The Israeli and also US intentions might be to at least have caused the cracks in the Islamic Republic that will eventually lead to its fall. But even if that’s so, the process is bound to be drawn out and comes with its own dangers.
Thus, almost all roads, for now, lead back to the muddle, in one shape or form. While the previous muddle might have been unsatisfactory, a new one that resembles Israel’s stand-off with Hezbollah and Hamas, meaning regular flare-ups, ‘mowing-the-grass’ operations and thus tit-for-tat confrontations, is surely even less so.
The hope in policy circles in the US and Israel might be that the attacks will have convinced Tehran of the Israeli and American determination not to allow it to possess a nuclear weapon, i.e., that it will have established deterrence.
In the past, Tehran has not shown much inclination to be deterred, at least in its confrontation with Israel. It has, on the other hand, shown reluctance to enter into a full brawl with the US.
It might be the best that could be hoped for, a new stand-off with increased and more credible deterrence. The cost would have been steep and can still rise if the US gets involved. And it comes with new uncertainties and dangers of escalation without giving full guarantees of Iranian abandonment of enrichment.
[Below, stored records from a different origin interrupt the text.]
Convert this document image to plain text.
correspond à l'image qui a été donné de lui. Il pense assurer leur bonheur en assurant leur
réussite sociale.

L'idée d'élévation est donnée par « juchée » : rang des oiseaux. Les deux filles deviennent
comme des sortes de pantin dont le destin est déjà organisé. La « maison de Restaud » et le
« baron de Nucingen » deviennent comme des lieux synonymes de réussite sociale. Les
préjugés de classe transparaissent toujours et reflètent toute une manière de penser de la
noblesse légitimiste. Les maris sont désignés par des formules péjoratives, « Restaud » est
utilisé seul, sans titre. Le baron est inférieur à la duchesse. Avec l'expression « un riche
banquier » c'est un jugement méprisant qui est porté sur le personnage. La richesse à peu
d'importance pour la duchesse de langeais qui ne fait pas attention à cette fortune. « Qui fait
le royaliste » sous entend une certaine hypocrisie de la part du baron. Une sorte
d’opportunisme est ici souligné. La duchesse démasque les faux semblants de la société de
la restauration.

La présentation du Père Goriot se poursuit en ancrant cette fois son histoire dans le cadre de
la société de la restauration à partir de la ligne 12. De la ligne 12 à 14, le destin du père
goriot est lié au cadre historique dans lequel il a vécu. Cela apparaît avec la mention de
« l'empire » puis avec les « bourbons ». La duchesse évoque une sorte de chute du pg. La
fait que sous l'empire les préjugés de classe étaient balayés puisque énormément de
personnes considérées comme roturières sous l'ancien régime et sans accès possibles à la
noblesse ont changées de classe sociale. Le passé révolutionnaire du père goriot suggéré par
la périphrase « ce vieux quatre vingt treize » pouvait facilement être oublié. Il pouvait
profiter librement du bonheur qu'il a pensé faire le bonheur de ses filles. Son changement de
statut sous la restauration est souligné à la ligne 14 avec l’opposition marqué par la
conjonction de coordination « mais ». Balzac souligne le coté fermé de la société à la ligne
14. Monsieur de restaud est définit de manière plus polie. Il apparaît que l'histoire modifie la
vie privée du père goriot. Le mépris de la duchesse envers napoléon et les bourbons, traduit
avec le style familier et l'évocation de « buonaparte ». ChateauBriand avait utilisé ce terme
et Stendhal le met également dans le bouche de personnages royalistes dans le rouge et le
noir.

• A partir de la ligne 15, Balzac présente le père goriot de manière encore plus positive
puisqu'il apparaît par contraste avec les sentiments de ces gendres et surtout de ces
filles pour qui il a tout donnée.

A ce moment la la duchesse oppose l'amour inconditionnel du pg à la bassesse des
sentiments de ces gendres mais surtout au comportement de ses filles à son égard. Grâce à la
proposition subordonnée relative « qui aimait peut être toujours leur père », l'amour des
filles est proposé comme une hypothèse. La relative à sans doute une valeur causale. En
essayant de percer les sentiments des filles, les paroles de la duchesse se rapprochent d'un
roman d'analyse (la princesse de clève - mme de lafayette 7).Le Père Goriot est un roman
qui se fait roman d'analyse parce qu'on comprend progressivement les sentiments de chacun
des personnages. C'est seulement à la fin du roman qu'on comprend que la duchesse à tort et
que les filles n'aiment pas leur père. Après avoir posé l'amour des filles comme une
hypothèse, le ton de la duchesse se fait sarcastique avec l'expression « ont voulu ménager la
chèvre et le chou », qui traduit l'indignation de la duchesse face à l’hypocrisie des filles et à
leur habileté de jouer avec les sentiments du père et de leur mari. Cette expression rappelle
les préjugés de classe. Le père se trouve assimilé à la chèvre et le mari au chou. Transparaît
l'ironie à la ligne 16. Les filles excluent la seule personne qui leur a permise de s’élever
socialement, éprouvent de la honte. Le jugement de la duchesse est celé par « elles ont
Could this all have been avoided had Trump not left the previous agreement with Iran, the JCPOA?
Flawed though it might have been, the JCPOA not only bought time for the region, during which developments could have changed the equation, it also offered a model for more and possibly better agreements.
On the other hand, the JCPOA also showed that hopes of it influencing the Iranian leadership to become more moderate and reining in its regional ambitions were misguided.
It was a textbook muddle, but the deal that Trump was reportedly working on before the Israeli attack was, by all accounts, an even worse one, more precarious and poorly defined. It’s doubtful that it will be improved by the current round of fighting.